Although this study used individual donor serum samples with target values assigned by an RMP, the 4 samples used in this study may not be representative for all specimens measured in patient care. For example, they do not include samples from the pediatric population. The high sample-to-sample variability observed with the samples from female donors indicates that general conclusions about the assay performance in such samples are very limited, and data from more patient samples, and at lower concentrations, are needed. Because of these limitations, the findings in this study, with regards to bias caused by calibration and bias caused by other factors, may need to be verified in larger studies using more individual patient samples. Also, samples were analyzed in the same manner as patient samples, and therefore no replicate measurements were performed that would have provided information of laboratory imprecision. However, this study provides some insight about the measurement accuracy in patient care and offers suggestions for factors that may contribute to the observed measurement inaccuracy.

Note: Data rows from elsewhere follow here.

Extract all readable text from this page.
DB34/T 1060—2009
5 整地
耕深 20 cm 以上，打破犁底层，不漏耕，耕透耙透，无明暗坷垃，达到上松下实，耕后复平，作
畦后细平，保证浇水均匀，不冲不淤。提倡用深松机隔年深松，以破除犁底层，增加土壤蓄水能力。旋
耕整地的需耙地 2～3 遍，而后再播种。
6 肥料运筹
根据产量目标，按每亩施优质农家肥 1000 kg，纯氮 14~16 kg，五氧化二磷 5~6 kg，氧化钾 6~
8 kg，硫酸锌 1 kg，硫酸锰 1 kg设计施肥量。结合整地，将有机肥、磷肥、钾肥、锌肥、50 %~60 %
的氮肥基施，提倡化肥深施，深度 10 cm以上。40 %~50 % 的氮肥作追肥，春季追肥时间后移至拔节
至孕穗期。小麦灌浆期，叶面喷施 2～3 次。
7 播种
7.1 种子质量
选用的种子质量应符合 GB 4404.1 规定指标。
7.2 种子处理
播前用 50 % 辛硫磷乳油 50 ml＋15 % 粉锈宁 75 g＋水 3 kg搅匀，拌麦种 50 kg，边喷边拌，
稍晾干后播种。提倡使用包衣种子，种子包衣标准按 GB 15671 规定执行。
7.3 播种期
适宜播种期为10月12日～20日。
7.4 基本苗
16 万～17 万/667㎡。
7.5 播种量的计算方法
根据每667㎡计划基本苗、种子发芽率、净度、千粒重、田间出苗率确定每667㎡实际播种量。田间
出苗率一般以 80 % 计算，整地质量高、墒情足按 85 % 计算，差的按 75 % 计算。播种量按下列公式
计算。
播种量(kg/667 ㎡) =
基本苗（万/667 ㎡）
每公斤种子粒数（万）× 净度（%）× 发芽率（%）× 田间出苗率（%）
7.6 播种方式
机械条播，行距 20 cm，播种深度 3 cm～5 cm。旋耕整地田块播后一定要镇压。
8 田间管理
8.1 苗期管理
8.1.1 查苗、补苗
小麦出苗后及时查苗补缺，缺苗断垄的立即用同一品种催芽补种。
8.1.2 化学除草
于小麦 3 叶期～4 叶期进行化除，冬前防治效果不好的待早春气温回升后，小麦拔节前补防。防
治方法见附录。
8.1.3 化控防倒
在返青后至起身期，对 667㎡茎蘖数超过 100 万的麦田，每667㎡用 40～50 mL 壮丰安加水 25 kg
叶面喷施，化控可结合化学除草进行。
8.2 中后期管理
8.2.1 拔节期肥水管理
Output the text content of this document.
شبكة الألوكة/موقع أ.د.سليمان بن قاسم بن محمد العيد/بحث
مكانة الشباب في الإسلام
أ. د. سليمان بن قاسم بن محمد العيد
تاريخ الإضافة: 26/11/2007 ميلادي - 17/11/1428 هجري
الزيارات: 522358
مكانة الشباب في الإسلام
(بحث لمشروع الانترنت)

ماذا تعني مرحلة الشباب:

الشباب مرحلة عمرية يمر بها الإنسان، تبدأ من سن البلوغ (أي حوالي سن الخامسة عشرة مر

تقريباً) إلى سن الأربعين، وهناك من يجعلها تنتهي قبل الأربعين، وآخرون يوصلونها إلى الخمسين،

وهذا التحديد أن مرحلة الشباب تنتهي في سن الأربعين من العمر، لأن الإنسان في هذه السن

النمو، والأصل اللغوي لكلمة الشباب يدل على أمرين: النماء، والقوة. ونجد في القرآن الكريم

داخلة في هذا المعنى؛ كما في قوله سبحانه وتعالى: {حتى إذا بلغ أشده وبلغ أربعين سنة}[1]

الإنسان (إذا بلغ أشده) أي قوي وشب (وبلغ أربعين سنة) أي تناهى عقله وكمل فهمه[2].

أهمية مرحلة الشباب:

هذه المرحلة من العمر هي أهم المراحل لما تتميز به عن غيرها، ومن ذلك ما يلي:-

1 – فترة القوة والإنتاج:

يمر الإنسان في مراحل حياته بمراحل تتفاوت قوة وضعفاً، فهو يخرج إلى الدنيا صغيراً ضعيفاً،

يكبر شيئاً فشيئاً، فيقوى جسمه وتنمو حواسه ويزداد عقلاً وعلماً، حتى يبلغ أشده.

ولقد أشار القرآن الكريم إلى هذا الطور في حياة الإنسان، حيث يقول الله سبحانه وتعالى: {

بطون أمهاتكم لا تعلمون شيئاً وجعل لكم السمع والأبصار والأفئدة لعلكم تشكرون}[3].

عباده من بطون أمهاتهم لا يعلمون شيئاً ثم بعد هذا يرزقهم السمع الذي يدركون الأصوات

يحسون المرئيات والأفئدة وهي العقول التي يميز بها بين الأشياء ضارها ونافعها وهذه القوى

In conclusion, the variability in measurement accuracy observed in this study can affect clinical decisions and needs further improvements. This variability appears to be caused by incorrect assay calibration and insufficient analytical specificity. Using assays with a high level of specificity and an analytical performance verified through standardization programs can result in higher measurement accuracy. Accuracy-based PT can majorly contribute to improving the accuracy and reliability of testosterone measurements by providing reliable data on current accuracy in patient care.
Acknowledgments
The authors would like to acknowledge support from the CDC Foundation, CDC Hormone Laboratory members, as well as Krista Poynter and Christopher Ghattas.
Abbreviations
- CDC
US Centers for Disease Control and Prevention
- NYSDH
New York State Department of Health
- PT
Proficiency Testing
- AHS-PT
Authentic Human Serum Proficiency Test specimen
- RMP
Reference Measurement Procedure
Footnotes
Disclaimer: The findings and conclusions in this manuscript are those of the authors and do not necessarily represent the official views or positions of the Centers for Disease Control and Prevention/Agency for Toxic Substances and Disease Registry and Wadsworth Center of New York State Department of Health. Use of trade names and commercial sources is for identification only and does not constitute endorsement by the U.S. Department of Health and Human Services, the U.S. Centers for Disease Control and Prevention, or New York State Department of Health.